As I passed the former orchard half a dozen
Olive-backed Pipits were lingering under the big gateway and a
Mountain Bulbul perched briefly at eye level right next to the path. Phylloscs were disappointing - I had just
Yellow-browed and
Pallas's Leaf Warblers - while Tai Po Kau has had up to 11 species now that the spectacled warblers have been reassigned to phylloscs! with the morning being so quiet I turned round at the Lower Falls, but scored little else until getting close to the village where a fruiting tree on the edge of the farmland attracted a fine male
Japanese Thrush, a
White's Thrush flushed off the ground beneath it and a female
Red-flanked Bluetail showed for a moment before flitting into the forest. This added some lustre to the visit as each were my first of the winter.
as I don't much like standing around at twitches waiting for the bir to appear I decided to start walking down the valley to look for farmland birds.
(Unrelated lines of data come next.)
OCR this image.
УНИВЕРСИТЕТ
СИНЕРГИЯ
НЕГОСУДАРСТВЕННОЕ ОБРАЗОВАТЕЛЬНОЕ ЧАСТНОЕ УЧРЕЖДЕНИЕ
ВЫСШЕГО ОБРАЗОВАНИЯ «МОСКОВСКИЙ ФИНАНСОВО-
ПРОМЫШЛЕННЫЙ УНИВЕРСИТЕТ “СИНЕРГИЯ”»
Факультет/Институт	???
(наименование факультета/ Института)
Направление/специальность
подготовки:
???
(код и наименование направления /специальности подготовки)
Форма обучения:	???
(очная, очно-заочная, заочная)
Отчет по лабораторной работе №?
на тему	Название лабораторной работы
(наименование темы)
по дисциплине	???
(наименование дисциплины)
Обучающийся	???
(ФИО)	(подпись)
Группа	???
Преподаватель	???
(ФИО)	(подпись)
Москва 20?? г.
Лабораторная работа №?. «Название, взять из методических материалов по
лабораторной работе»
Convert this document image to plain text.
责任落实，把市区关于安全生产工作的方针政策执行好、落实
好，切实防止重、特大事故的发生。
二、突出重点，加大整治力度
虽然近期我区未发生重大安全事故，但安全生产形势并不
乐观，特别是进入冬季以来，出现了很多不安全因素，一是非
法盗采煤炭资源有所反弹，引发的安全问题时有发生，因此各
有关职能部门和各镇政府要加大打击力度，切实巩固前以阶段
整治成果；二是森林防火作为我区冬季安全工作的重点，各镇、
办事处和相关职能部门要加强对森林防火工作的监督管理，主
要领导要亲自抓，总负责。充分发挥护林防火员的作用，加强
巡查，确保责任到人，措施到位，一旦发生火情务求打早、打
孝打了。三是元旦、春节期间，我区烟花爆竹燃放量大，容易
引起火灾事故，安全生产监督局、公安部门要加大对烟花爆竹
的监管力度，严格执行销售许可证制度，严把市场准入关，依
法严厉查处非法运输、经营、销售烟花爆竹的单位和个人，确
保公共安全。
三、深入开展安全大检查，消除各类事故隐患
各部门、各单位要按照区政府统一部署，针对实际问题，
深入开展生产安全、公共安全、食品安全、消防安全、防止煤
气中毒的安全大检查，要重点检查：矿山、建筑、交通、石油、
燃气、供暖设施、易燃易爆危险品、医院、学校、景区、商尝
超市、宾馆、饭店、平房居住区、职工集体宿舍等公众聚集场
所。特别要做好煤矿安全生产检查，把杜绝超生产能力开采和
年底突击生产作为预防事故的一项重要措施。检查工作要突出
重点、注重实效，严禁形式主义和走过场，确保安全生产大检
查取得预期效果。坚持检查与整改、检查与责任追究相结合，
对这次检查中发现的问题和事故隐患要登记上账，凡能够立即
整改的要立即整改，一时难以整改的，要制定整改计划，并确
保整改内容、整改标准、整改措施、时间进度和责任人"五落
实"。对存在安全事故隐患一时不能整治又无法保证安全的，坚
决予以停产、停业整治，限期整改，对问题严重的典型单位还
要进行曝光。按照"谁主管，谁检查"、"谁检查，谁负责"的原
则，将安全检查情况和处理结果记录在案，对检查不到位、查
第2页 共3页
A male
Daurian Redstart just below my old flat was the first of a rather slim return, although I did enjoy a black-billed male
Common Kingfisher perched on a rock in the stream and a female
Grey Wagtail picking her way along the steep edge of the weir below.
I had just failed to connect with a a promising-looking brown passerine which was possibly, but by no means certainly, a Common Rosefinch when a message appeared on the WhatsApp group that the
Thick billed Green Pigeon had reappeared. A five minute bus ride dropped me just too late to connect but the bird was not thought to have gone far and after the obligatory 20 stressful minutes of wondering if I'd dipped it was relocated on the other side of the flamingo pool where it was sat ridiculously tame, presumably to digest the figs with which it had just stuffed its face.
Seeing very rare birds super close always makes one wonder how wild they are, but the close views of such an intricately beautiful bird were just fantastic, and the shots show just how approachable and unworried it was. They also show something of the delicacy and beauty of the scalloped profile of the bright yellow covert fringes, bright cherry red feet, the eponymous thick bill with a red cere and ivory tip, and the tiny wrinkles in the bare pale green skin that forms the eyering.
Looking for a more 'normal' view I went back round to the other side of the pond and found it could be seen well enough from 25-odd metres away, sunning itself on the outside of a low tree, where it showed the blue-grey crown, green neck and back, the partially developed reddish maroon mantle of a young male bird - and the mossy-green rump, which it fluffed out to increase its exposure to the sunlight, and the rather short tail. I did not wait to see it feed as I need to be home for lunch, but nonetheless enjoyed the couple of hours the bird was in view.
This was just the eighth Hong Kong record of Thick-billed Green Pigeon, but it was neither a Hong Kong nor a patch tick as I'd seen a male above Tsuen Wan (November 2004) and a female in the now gone Golden Triangle at the other end of the Lam Tsuen patch boundary in January 2006.